Les ports nord-irlandais deviendraient de fait les frontières de cette mer d’Irlande

Si le protocole signé par Londres et Bruxelles dans le cadre du Brexit était appliqué, les ports nord-irlandais deviendraient de fait les frontières de cette mer d’Irlande qui sépare la Grande-Bretagne de l’Irlande du Nord. Mais ce que craignent les loyalistes, c’est une tentative d’annexion à terme de l’Ulster, leur nation, du nord de l’île par le sud irlandais sous prétexte de ne pas rematérialiser la frontière terrestre.

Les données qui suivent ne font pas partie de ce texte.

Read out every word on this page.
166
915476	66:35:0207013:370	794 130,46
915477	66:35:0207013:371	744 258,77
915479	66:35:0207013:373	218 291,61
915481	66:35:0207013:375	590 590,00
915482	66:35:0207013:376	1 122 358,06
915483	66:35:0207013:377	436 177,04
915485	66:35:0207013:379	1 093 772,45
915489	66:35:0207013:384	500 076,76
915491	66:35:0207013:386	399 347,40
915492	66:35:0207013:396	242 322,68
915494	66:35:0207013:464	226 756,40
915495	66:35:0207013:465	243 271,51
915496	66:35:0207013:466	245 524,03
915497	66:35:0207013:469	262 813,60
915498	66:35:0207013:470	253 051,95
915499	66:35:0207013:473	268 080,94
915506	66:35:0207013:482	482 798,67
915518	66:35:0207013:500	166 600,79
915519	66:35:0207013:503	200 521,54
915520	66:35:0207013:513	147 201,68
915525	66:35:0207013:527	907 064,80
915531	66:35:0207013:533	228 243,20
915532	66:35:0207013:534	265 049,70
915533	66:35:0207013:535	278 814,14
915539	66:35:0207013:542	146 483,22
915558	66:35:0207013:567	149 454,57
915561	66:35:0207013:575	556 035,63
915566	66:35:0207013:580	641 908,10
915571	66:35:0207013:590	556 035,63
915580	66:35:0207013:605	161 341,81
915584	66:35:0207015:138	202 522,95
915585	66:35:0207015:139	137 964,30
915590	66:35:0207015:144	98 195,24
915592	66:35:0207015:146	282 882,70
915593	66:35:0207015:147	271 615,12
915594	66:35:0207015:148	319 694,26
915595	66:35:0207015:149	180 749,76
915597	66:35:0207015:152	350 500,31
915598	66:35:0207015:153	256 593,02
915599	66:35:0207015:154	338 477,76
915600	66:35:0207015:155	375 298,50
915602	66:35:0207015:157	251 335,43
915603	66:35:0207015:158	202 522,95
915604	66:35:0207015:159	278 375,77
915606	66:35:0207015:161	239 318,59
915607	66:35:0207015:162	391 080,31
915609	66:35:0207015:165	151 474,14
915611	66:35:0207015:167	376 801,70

Dans Les Fantômes de Belfast (The Ghosts of Belfast), roman noir qui rappelle que les accords de 1998 ont mis un terme à des années de guerre sanglante en Irlande du Nord, mais que depuis qu’il est sorti de prison, Gerry Fegan, ex-tueur de l’IRA dépressif et alcoolique, est hanté par les fantômes des douze personnes qu’il a assassinées. Stuart Neville écrit cette terrible phrase : « Les fantômes d’une époque révolue pourraient bien revenir hanter le processus politique, et même si les élus se montraient plus malins, l’intelligence n’avait jamais arrêté une balle. » Gerry Fegan, le personnage du roman, ne connaitra le repos qu’après avoir exécuté les commanditaires des meurtres, qui sont parfois devenus des politiciens « respectables ».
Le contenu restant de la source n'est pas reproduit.